RE: tetration bending uniqueness ? - tommy1729 - 08/29/2010
since sexp(0) = 0 in the OP ,
we can extend : no bending points on sexp follows from no bending points on its half-iterates.*
( * but not necc in reverse ! possibly invalidating this post )
we can find the half-iterate of sexp by using the fixpoint 0.
f^[2](x)= sexp(x).
generalising this , we end up with no bending points at pent(x).
hence the no bending points condition extends to the whole hierarchy :
tetration , pentation , sextation , ...
tommy1729
RE: tetration bending uniqueness ? - tommy1729 - 08/29/2010
remark about post number 1 :
tet(0) = 0 = slog(0) and 0 is the only positive real fixpoint of tet(x) and slog(x).
that is an important detail.
regards
tommy1729
RE: tetration bending uniqueness ? - bo198214 - 08/30/2010
Whats a bending point?
RE: tetration bending uniqueness ? - tommy1729 - 08/30/2010
(08/30/2010, 08:56 AM)bo198214 Wrote: Whats a bending point?
f ''(x) = 0
x^3 bends at 0.
RE: tetration bending uniqueness ? - tommy1729 - 06/06/2011
i almost forgot about this post.
maybe give it some attention again , assuming i did not make a mistake in the OP.
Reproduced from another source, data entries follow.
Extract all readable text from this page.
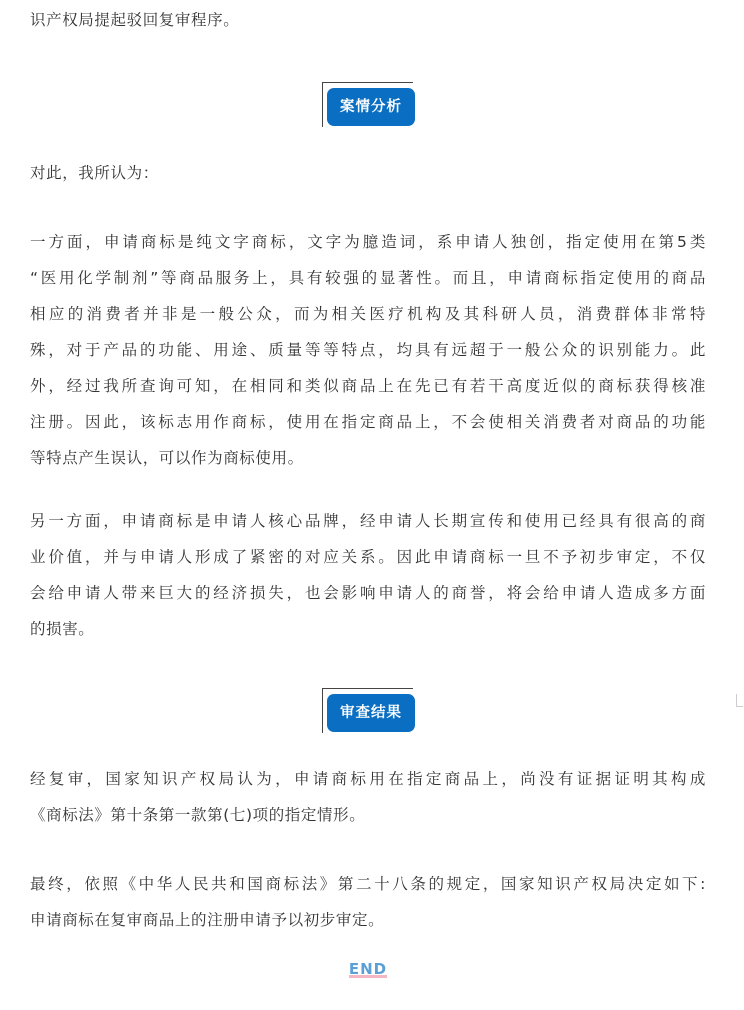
识产权局提起驳回复审程序。
案情分析
对此，我所认为：
一方面，申请商标是纯文字商标，文字为臆造词，系申请人独创，指定使用在第5类
“医用化学制剂”等商品服务上，具有较强的显著性。而且，申请商标指定使用的商品
相应的消费者并非是一般公众，而为相关医疗机构及其科研人员，消费群体非常特
殊，对于产品的功能、用途、质量等等特点，均具有远超于一般公众的识别能力。此
外，经过我所查询可知，在相同和类似商品上在先已有若干高度近似的商标获得核准
注册。因此，该标志用作商标，使用在指定商品上，不会使相关消费者对商品的功能
等特点产生误认，可以作为商标使用。
另一方面，申请商标是申请人核心品牌，经申请人长期宣传和使用已经具有很高的商
业价值，并与申请人形成了紧密的对应关系。因此申请商标一旦不予初步审定，不仅
会给申请人带来巨大的经济损失，也会影响申请人的商誉，将会给申请人造成多方面
的损害。
审查结果
经复审，国家知识产权局认为，申请商标用在指定商品上，尚没有证据证明其构成
《商标法》第十条第一款第(七)项的指定情形。
最终，依照《中华人民共和国商标法》第二十八条的规定，国家知识产权局决定如下:
申请商标在复审商品上的注册申请予以初步审定。
END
RE: tetration bending uniqueness ? - bo198214 - 06/07/2011
(08/28/2010, 11:23 PM)tommy1729 Wrote: tet(0) = 0 = slog(0)
As far as I remember tet(0)=1.
RE: tetration bending uniqueness ? - bo198214 - 06/07/2011
(08/28/2010, 11:23 PM)tommy1729 Wrote: log(tet'(z+r)) + A = log(tet'(z)) + B?
hence bending points in
sexp(slog(z) + r) correspond to bending points in sexp(z).
I dont see how that follows, nor does it seem to be right.
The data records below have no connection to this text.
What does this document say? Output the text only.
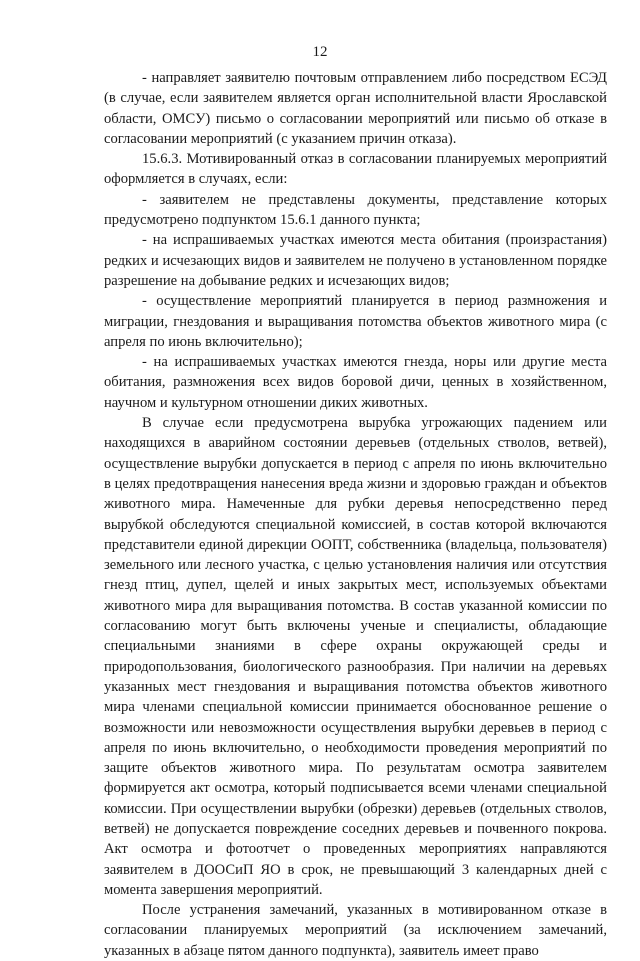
12

- направляет заявителю почтовым отправлением либо посредством ЕСЭД (в случае, если заявителем является орган исполнительной власти Ярославской области, ОМСУ) письмо о согласовании мероприятий или письмо об отказе в согласовании мероприятий (с указанием причин отказа).

15.6.3. Мотивированный отказ в согласовании планируемых мероприятий оформляется в случаях, если:

- заявителем не представлены документы, представление которых предусмотрено подпунктом 15.6.1 данного пункта;

- на испрашиваемых участках имеются места обитания (произрастания) редких и исчезающих видов и заявителем не получено в установленном порядке разрешение на добывание редких и исчезающих видов;

- осуществление мероприятий планируется в период размножения и миграции, гнездования и выращивания потомства объектов животного мира (с апреля по июнь включительно);

- на испрашиваемых участках имеются гнезда, норы или другие места обитания, размножения всех видов боровой дичи, ценных в хозяйственном, научном и культурном отношении диких животных.

В случае если предусмотрена вырубка угрожающих падением или находящихся в аварийном состоянии деревьев (отдельных стволов, ветвей), осуществление вырубки допускается в период с апреля по июнь включительно в целях предотвращения нанесения вреда жизни и здоровью граждан и объектов животного мира. Намеченные для рубки деревья непосредственно перед вырубкой обследуются специальной комиссией, в состав которой включаются представители единой дирекции ООПТ, собственника (владельца, пользователя) земельного или лесного участка, с целью установления наличия или отсутствия гнезд птиц, дупел, щелей и иных закрытых мест, используемых объектами животного мира для выращивания потомства. В состав указанной комиссии по согласованию могут быть включены ученые и специалисты, обладающие специальными знаниями в сфере охраны окружающей среды и природопользования, биологического разнообразия. При наличии на деревьях указанных мест гнездования и выращивания потомства объектов животного мира членами специальной комиссии принимается обоснованное решение о возможности или невозможности осуществления вырубки деревьев в период с апреля по июнь включительно, о необходимости проведения мероприятий по защите объектов животного мира. По результатам осмотра заявителем формируется акт осмотра, который подписывается всеми членами специальной комиссии. При осуществлении вырубки (обрезки) деревьев (отдельных стволов, ветвей) не допускается повреждение соседних деревьев и почвенного покрова. Акт осмотра и фотоотчет о проведенных мероприятиях направляются заявителем в ДООСиП ЯО в срок, не превышающий 3 календарных дней с момента завершения мероприятий.

После устранения замечаний, указанных в мотивированном отказе в согласовании планируемых мероприятий (за исключением замечаний, указанных в абзаце пятом данного подпункта), заявитель имеет право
For example the fractional iterates of c^x, c>eta have no bending points imho,
while the curvature of sexp in (-2,0) seems to be negative for me, while for greater x it appears to be positive. So there must be a bending point somewhere.
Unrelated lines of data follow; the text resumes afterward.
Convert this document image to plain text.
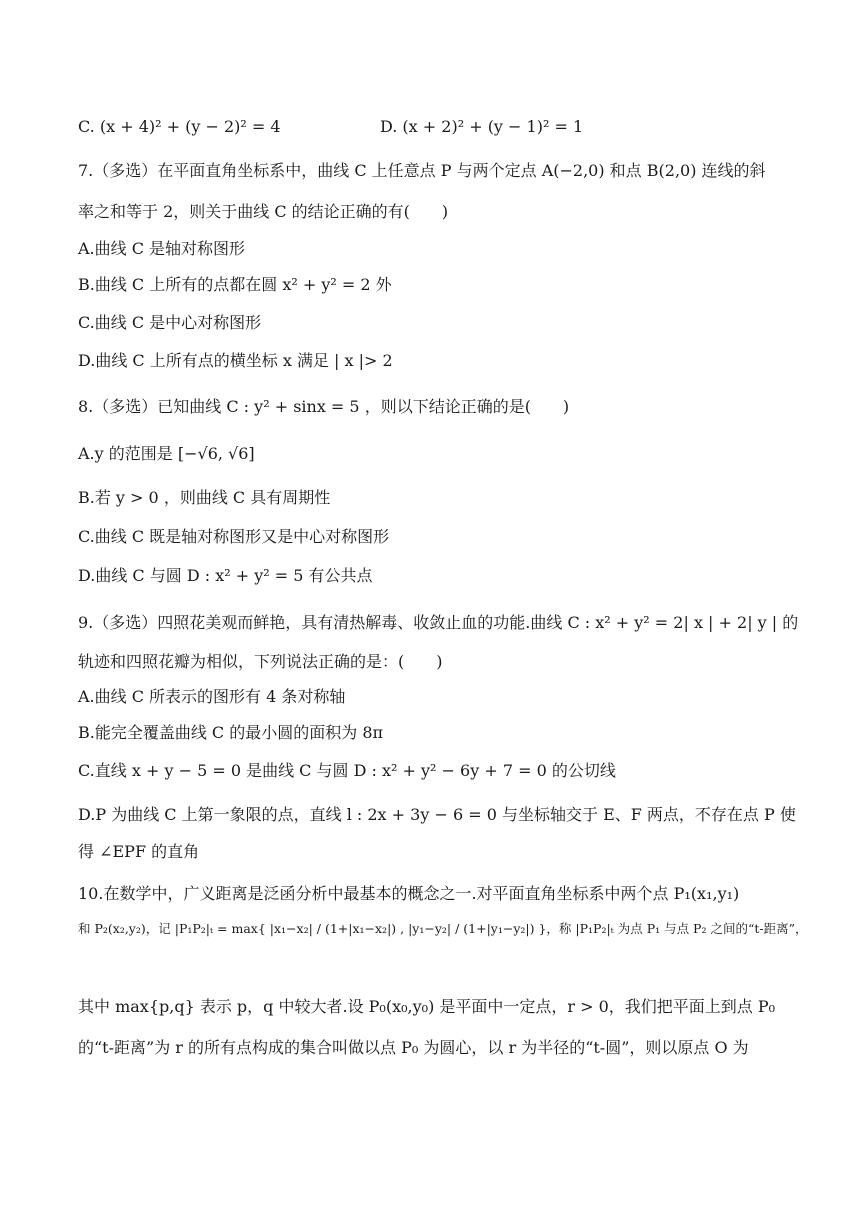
C. (x + 4)² + (y − 2)² = 4	D. (x + 2)² + (y − 1)² = 1
7.（多选）在平面直角坐标系中，曲线 C 上任意点 P 与两个定点 A(−2,0) 和点 B(2,0) 连线的斜
率之和等于 2，则关于曲线 C 的结论正确的有(　　)
A.曲线 C 是轴对称图形
B.曲线 C 上所有的点都在圆 x² + y² = 2 外
C.曲线 C 是中心对称图形
D.曲线 C 上所有点的横坐标 x 满足 | x |> 2
8.（多选）已知曲线 C : y² + sinx = 5 ，则以下结论正确的是(　　)
A.y 的范围是 [−√6, √6]
B.若 y > 0 ，则曲线 C 具有周期性
C.曲线 C 既是轴对称图形又是中心对称图形
D.曲线 C 与圆 D : x² + y² = 5 有公共点
9.（多选）四照花美观而鲜艳，具有清热解毒、收敛止血的功能.曲线 C : x² + y² = 2| x | + 2| y | 的
轨迹和四照花瓣为相似，下列说法正确的是：(　　)
A.曲线 C 所表示的图形有 4 条对称轴
B.能完全覆盖曲线 C 的最小圆的面积为 8π
C.直线 x + y − 5 = 0 是曲线 C 与圆 D : x² + y² − 6y + 7 = 0 的公切线
D.P 为曲线 C 上第一象限的点，直线 l : 2x + 3y − 6 = 0 与坐标轴交于 E、F 两点，不存在点 P 使
得 ∠EPF 的直角
10.在数学中，广义距离是泛函分析中最基本的概念之一.对平面直角坐标系中两个点 P₁(x₁,y₁)
和 P₂(x₂,y₂)，记 |P₁P₂|ₜ = max{ |x₁−x₂| / (1+|x₁−x₂|) , |y₁−y₂| / (1+|y₁−y₂|) }，称 |P₁P₂|ₜ 为点 P₁ 与点 P₂ 之间的“t-距离”，
其中 max{p,q} 表示 p，q 中较大者.设 P₀(x₀,y₀) 是平面中一定点，r > 0，我们把平面上到点 P₀
的“t-距离”为 r 的所有点构成的集合叫做以点 P₀ 为圆心，以 r 为半径的“t-圆”，则以原点 O 为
RE: tetration bending uniqueness ? - mike3 - 06/07/2011
Hmm. This makes me wonder about the following conjecture:
The "principal" analytic fractional iterates \( \exp^t(x) \), \( t \ge 0 \) of the natural exponential (and perhaps any with \( b > \eta \)) are uniquely characterized by
\( \frac{d^n}{dx^n} \exp^t(x) > 0 \) for all \( x \), all \( t \ge 0 \) and all \( n > 0 \).